Abstract:Heatwaves pose a significant threat to public health, especially as global warming intensifies. However, current routing systems (e.g., online maps) fail to incorporate shade information due to the difficulty of estimating shades directly from noisy satellite imagery and the limited availability of training data for generative models. In this paper, we address these challenges through two main contributions. First, we build an extensive dataset covering diverse longitude-latitude regions, varying levels of building density, and different urban layouts. Leveraging Blender-based 3D simulations alongside building outlines, we capture building shadows under various solar zenith angles throughout the year and at different times of day.

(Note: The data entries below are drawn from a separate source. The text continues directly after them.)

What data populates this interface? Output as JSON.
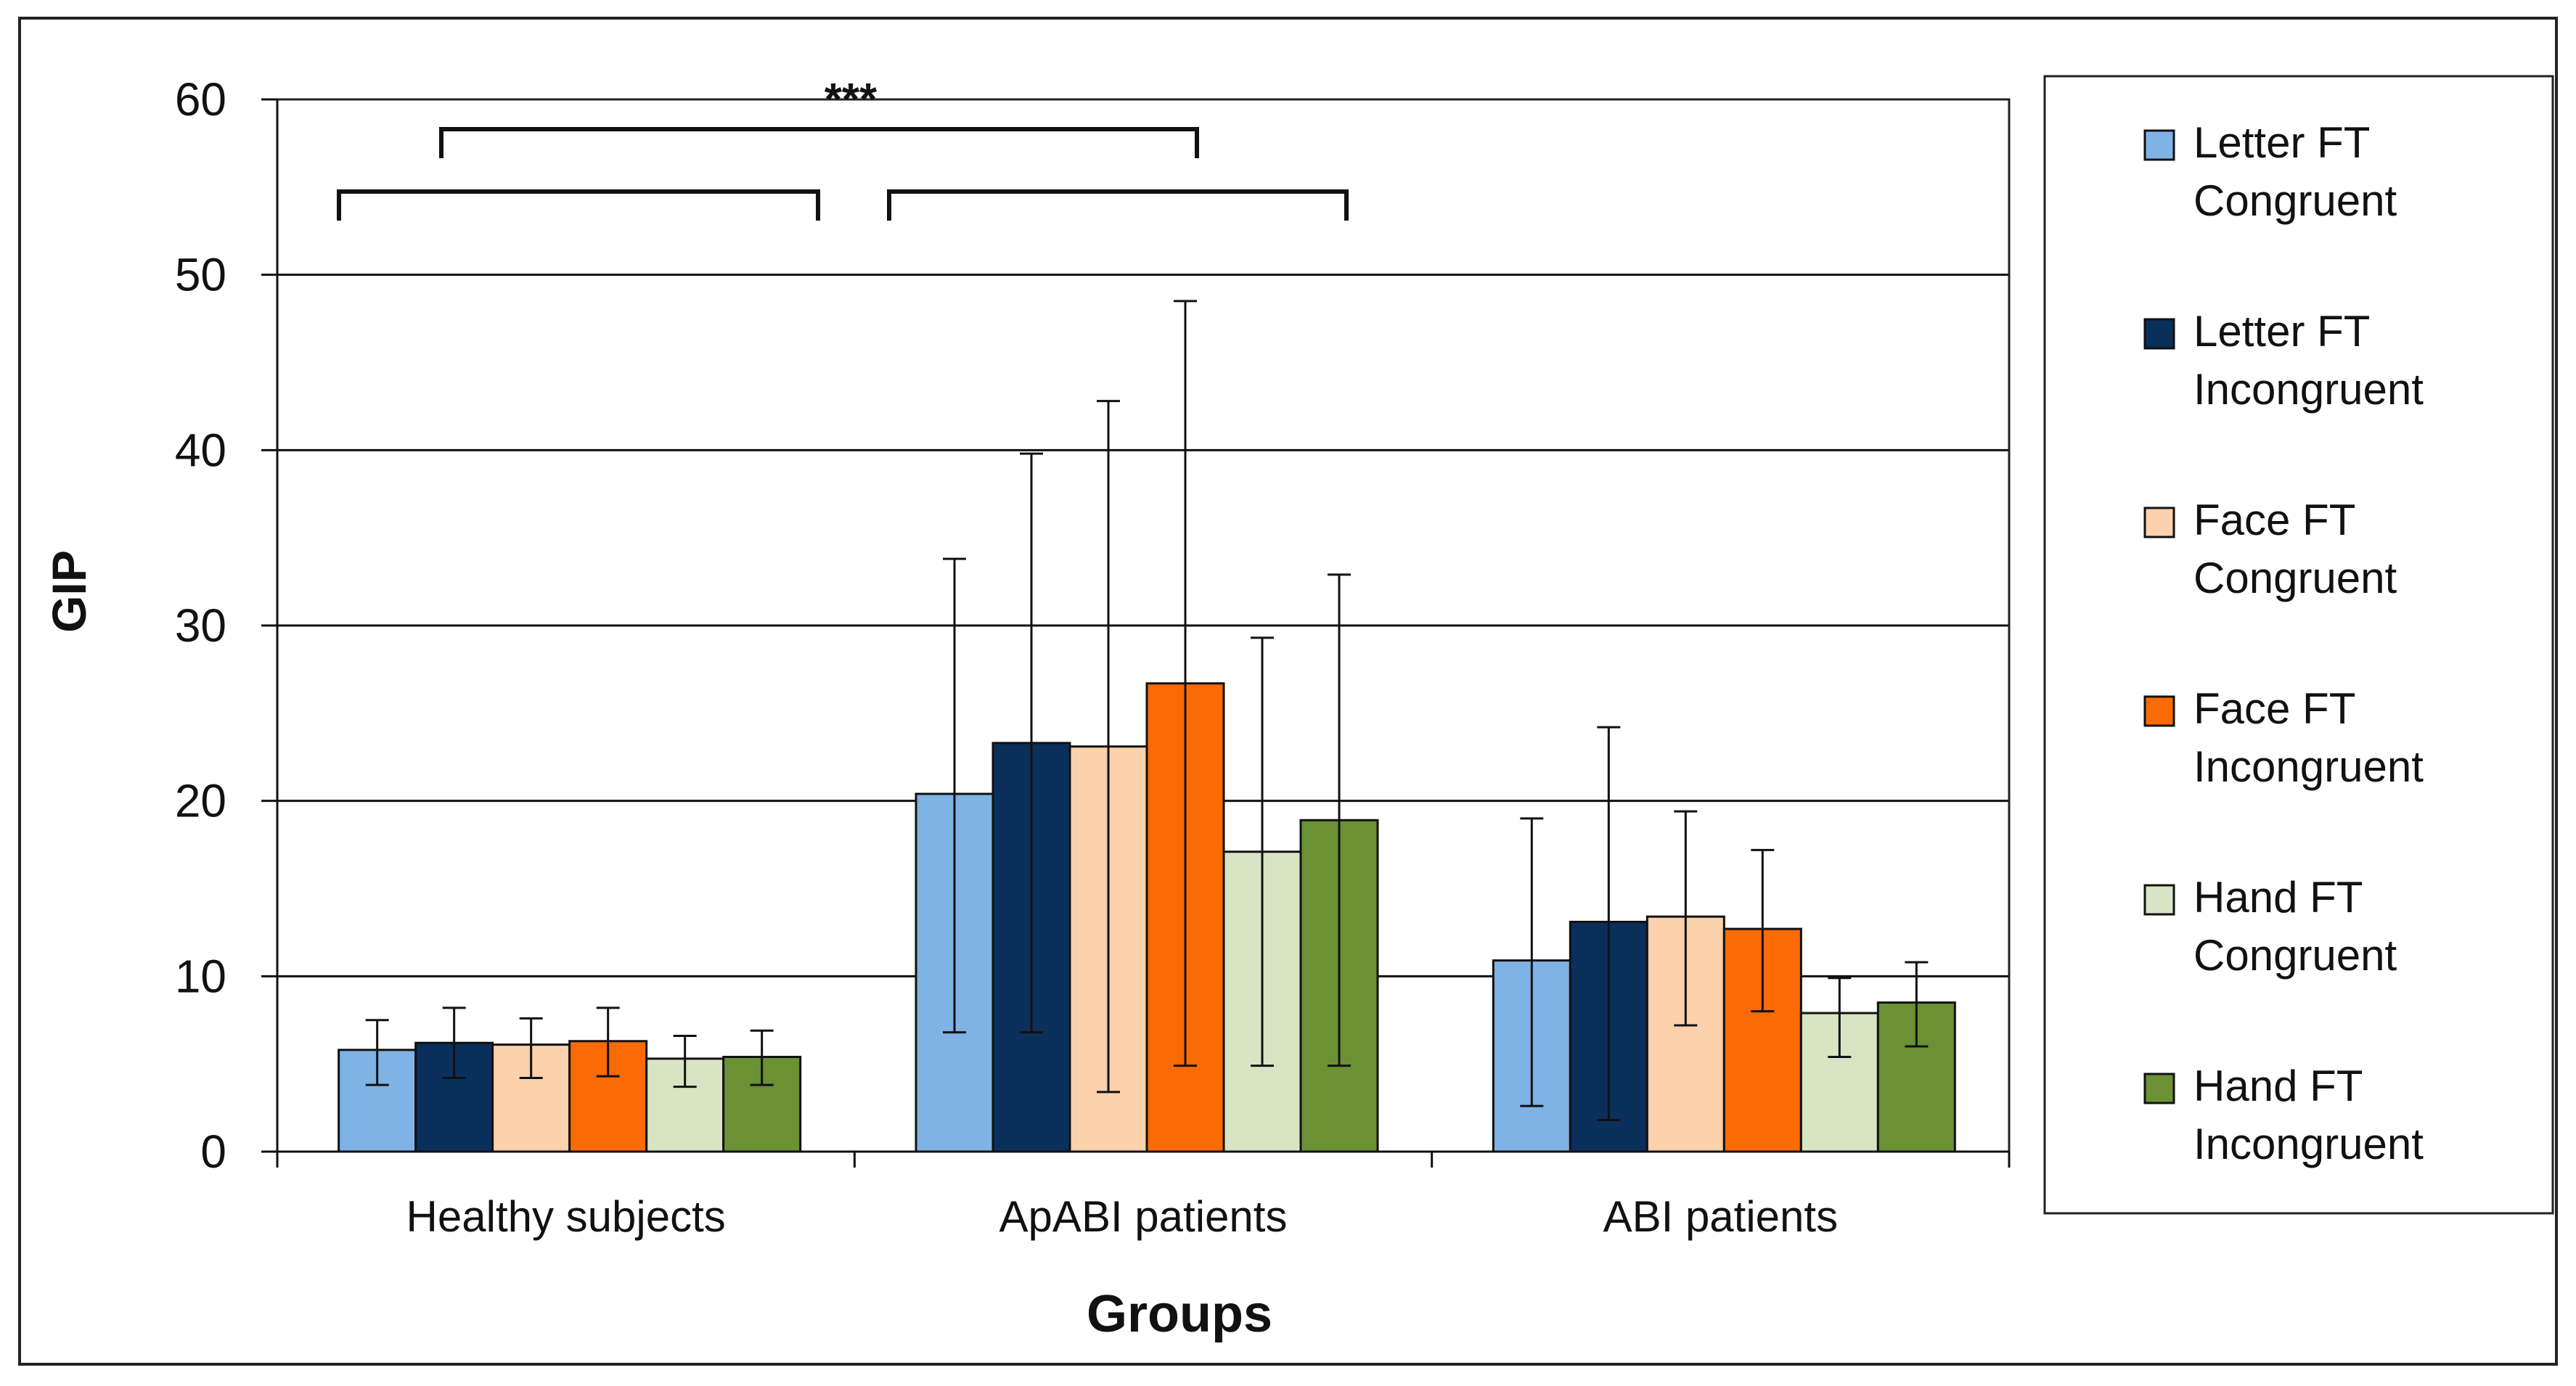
{
  "chart_data": {
    "type": "bar",
    "title": "",
    "xlabel": "Groups",
    "ylabel": "GIP",
    "ylim": [
      0,
      60
    ],
    "yticks": [
      0,
      10,
      20,
      30,
      40,
      50,
      60
    ],
    "grid": true,
    "legend_position": "right",
    "categories": [
      "Healthy subjects",
      "ApABI patients",
      "ABI patients"
    ],
    "series": [
      {
        "name": "Letter FT Congruent",
        "name_lines": [
          "Letter FT",
          "Congruent"
        ],
        "color": "#7fb2e5",
        "values": [
          5.8,
          20.4,
          10.9
        ],
        "err_low": [
          3.8,
          6.8,
          2.6
        ],
        "err_high": [
          7.5,
          33.8,
          19.0
        ]
      },
      {
        "name": "Letter FT Incongruent",
        "name_lines": [
          "Letter FT",
          "Incongruent"
        ],
        "color": "#0b2f5b",
        "values": [
          6.2,
          23.3,
          13.1
        ],
        "err_low": [
          4.2,
          6.8,
          1.8
        ],
        "err_high": [
          8.2,
          39.8,
          24.2
        ]
      },
      {
        "name": "Face FT Congruent",
        "name_lines": [
          "Face FT",
          "Congruent"
        ],
        "color": "#fdd1ac",
        "values": [
          6.1,
          23.1,
          13.4
        ],
        "err_low": [
          4.2,
          3.4,
          7.2
        ],
        "err_high": [
          7.6,
          42.8,
          19.4
        ]
      },
      {
        "name": "Face FT Incongruent",
        "name_lines": [
          "Face FT",
          "Incongruent"
        ],
        "color": "#fa6a05",
        "values": [
          6.3,
          26.7,
          12.7
        ],
        "err_low": [
          4.3,
          4.9,
          8.0
        ],
        "err_high": [
          8.2,
          48.5,
          17.2
        ]
      },
      {
        "name": "Hand FT Congruent",
        "name_lines": [
          "Hand FT",
          "Congruent"
        ],
        "color": "#d8e5c4",
        "values": [
          5.3,
          17.1,
          7.9
        ],
        "err_low": [
          3.7,
          4.9,
          5.4
        ],
        "err_high": [
          6.6,
          29.3,
          9.9
        ]
      },
      {
        "name": "Hand FT Incongruent",
        "name_lines": [
          "Hand FT",
          "Incongruent"
        ],
        "color": "#6a9133",
        "values": [
          5.4,
          18.9,
          8.5
        ],
        "err_low": [
          3.8,
          4.9,
          6.0
        ],
        "err_high": [
          6.9,
          32.9,
          10.8
        ]
      }
    ],
    "annotations": [
      {
        "text": "***"
      }
    ]
  }
}
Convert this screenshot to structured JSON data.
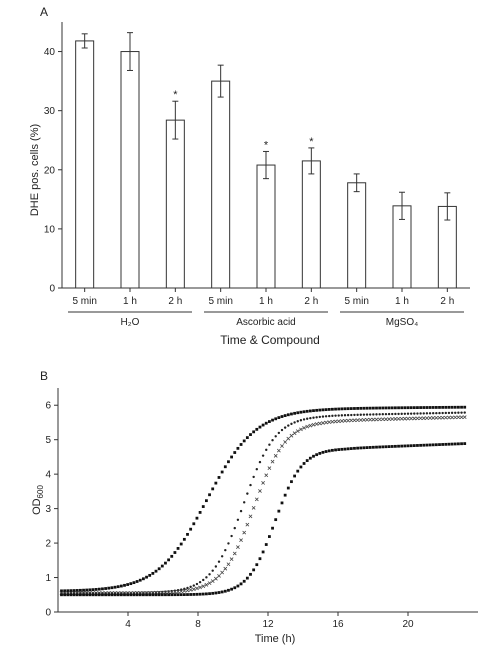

These simulated shadows are aligned with satellite images, providing a rich resource for learning shade patterns. Second, we propose the DeepShade, a diffusion-based model designed to learn and synthesize shade variations over time. It emphasizes the nuance of edge features by jointly considering RGB with the Canny edge layer, and incorporates contrastive learning to capture the temporal change rules of shade. Then, by conditioning on textual descriptions of known conditions (e.g., time of day, solar angles), our framework provides improved performance in generating shade images. We demonstrate the utility of our approach by using our shade predictions to calculate shade ratios for real-world route planning in Tempe, Arizona. We believe this work will benefit society by providing a reference for urban planning in extreme heat weather and its potential practical applications in the environment.